Fast drei Monate nach Beginn der Protestbewegung im Iran hatten Studierende am Mittwoch erneut landesweit demonstriert und ihre Vorlesungen boykottiert. "Habt Angst, habt Angst, wir sind alle zusammen", riefen sie, wie aus einem Video des Onlinekanals 1500tasvir hervorging. Gleichzeitig wurden viele Geschäfte den dritten Tag in Folge bestreikt.

Studierende im ganzen Land unterstützen die Proteste. Jugendgruppen hatten zu Demonstrationen am jährlichen "Tages des Studenten" am 7. Dezember aufgerufen, der an drei im Jahr 1953 von Sicherheitskräften des Schahs getötete Studenten erinnert. Die Protestierenden sollten den Mittwoch in einen "Tag des Terrors für den Staat" verwandeln.

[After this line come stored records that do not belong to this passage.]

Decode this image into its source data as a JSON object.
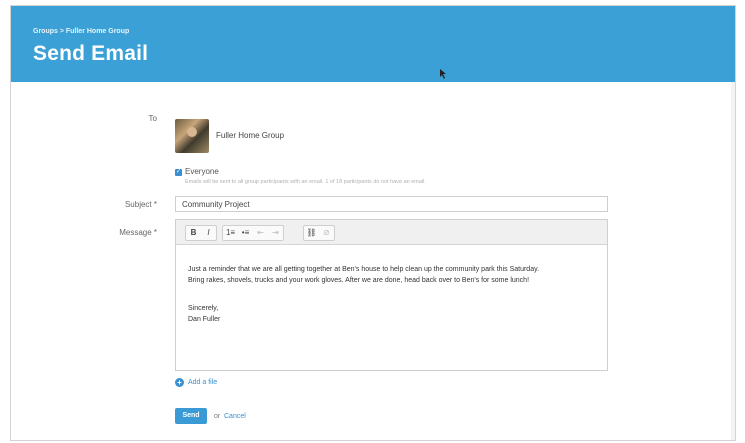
{
  "header": {
    "breadcrumb": "Groups > Fuller Home Group",
    "title": "Send Email",
    "background_color": "#3aa0d6"
  },
  "form": {
    "to_label": "To",
    "group_name": "Fuller Home Group",
    "everyone_label": "Everyone",
    "everyone_checked": true,
    "everyone_note": "Emails will be sent to all group participants with an email. 1 of 18 participants do not have an email.",
    "subject_label": "Subject *",
    "subject_value": "Community Project",
    "message_label": "Message *",
    "toolbar": [
      "B",
      "I",
      "1≡",
      "•≡",
      "⇤",
      "⇥",
      "⛓",
      "⊘"
    ],
    "message_lines": [
      "Just a reminder that we are all getting together at Ben's house to help clean up the community park this Saturday.",
      "Bring rakes, shovels, trucks and your work gloves.  After we are done, head back over to Ben's for some lunch!",
      "",
      "Sincerely,",
      "Dan Fuller"
    ],
    "add_file_label": "Add a file",
    "send_label": "Send",
    "or_label": "or",
    "cancel_label": "Cancel"
  }
}
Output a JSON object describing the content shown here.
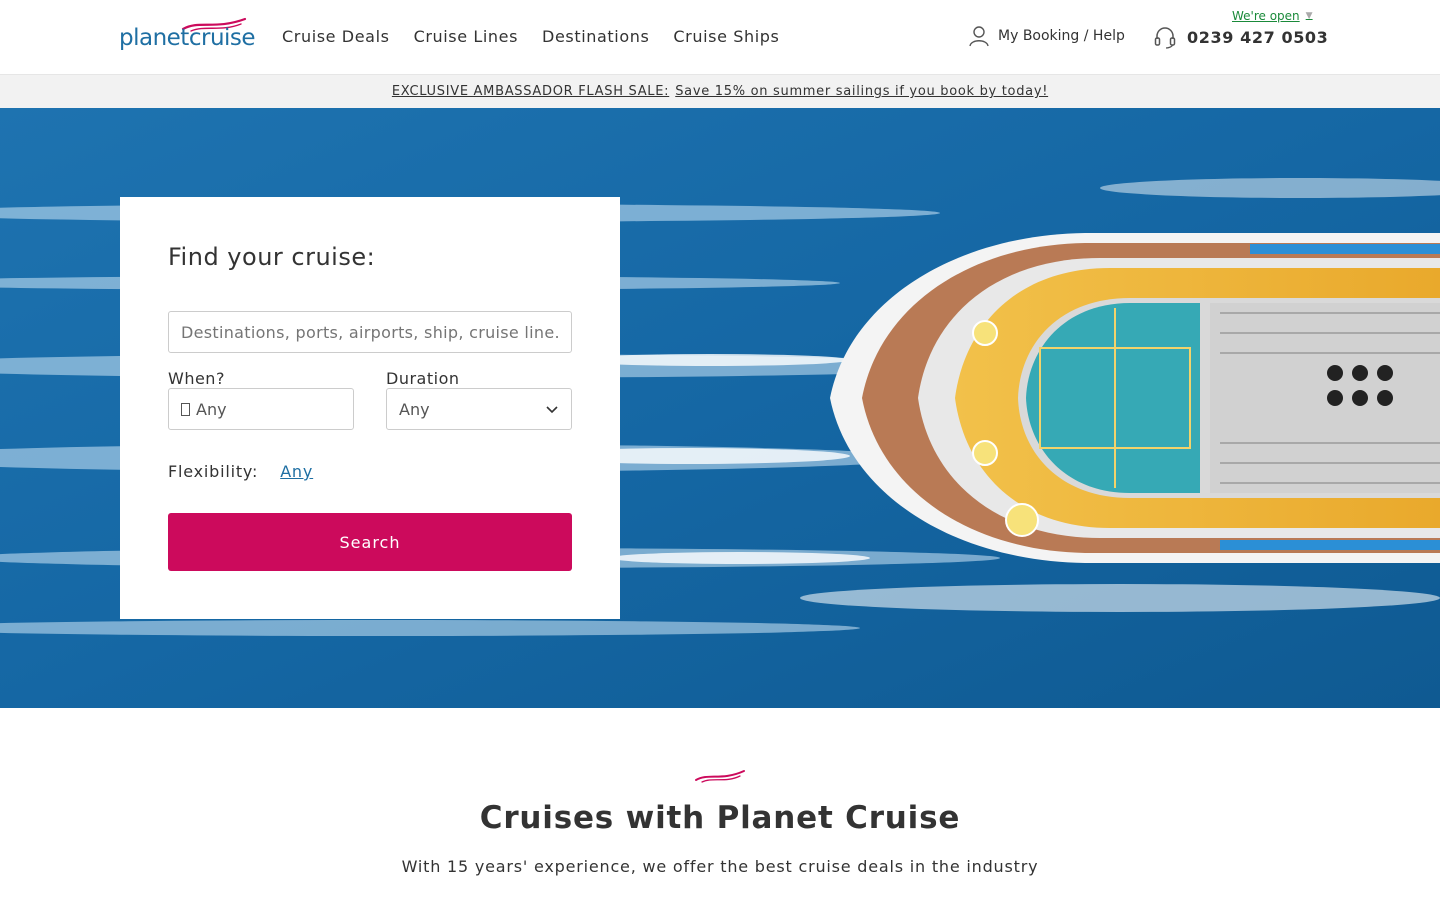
{
  "brand": {
    "logo_text_planet": "planet",
    "logo_text_cruise": "cruise",
    "accent": "#cc0a5c",
    "primary": "#1f6fa3"
  },
  "nav": {
    "items": [
      "Cruise Deals",
      "Cruise Lines",
      "Destinations",
      "Cruise Ships"
    ]
  },
  "header": {
    "booking_label": "My Booking / Help",
    "open_status": "We're open",
    "phone": "0239 427 0503",
    "user_icon": "user-icon",
    "phone_icon": "headset-icon"
  },
  "promo": {
    "label": "EXCLUSIVE AMBASSADOR FLASH SALE:",
    "message": "Save 15% on summer sailings if you book by today!"
  },
  "search": {
    "title": "Find your cruise:",
    "placeholder": "Destinations, ports, airports, ship, cruise line...",
    "when_label": "When?",
    "when_value": "Any",
    "duration_label": "Duration",
    "duration_value": "Any",
    "flex_label": "Flexibility:",
    "flex_value": "Any",
    "button": "Search"
  },
  "intro": {
    "title": "Cruises with Planet Cruise",
    "subtitle": "With 15 years' experience, we offer the best cruise deals in the industry"
  }
}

Videomaterial des Senders BBC Persian schien Studierende beim Protest gegen die Anwesenheit des ultrakonservativen iranischen Präsidenten Ebrahim Raisi zu zeigen – bevor sie von Sicherheitskräften zurückgedrängt wurden. Der Staatschef besuchte am Mittwoch die Universität von Teheran. Dort dankte Raisi Studenten dafür, eine Ausbreitung von "Unruhen" an den Universitäten verhindert zu haben. "Diejenigen, die unsere Angehörigen auf brutale und ungerechte Weise töten, sind Unruhestifter", sagte Raisi. "Unser Volk und die Studenten verstehen den Unterschied zwischen Protesten und Unruhen." (ksh, APA, 7.12.2022)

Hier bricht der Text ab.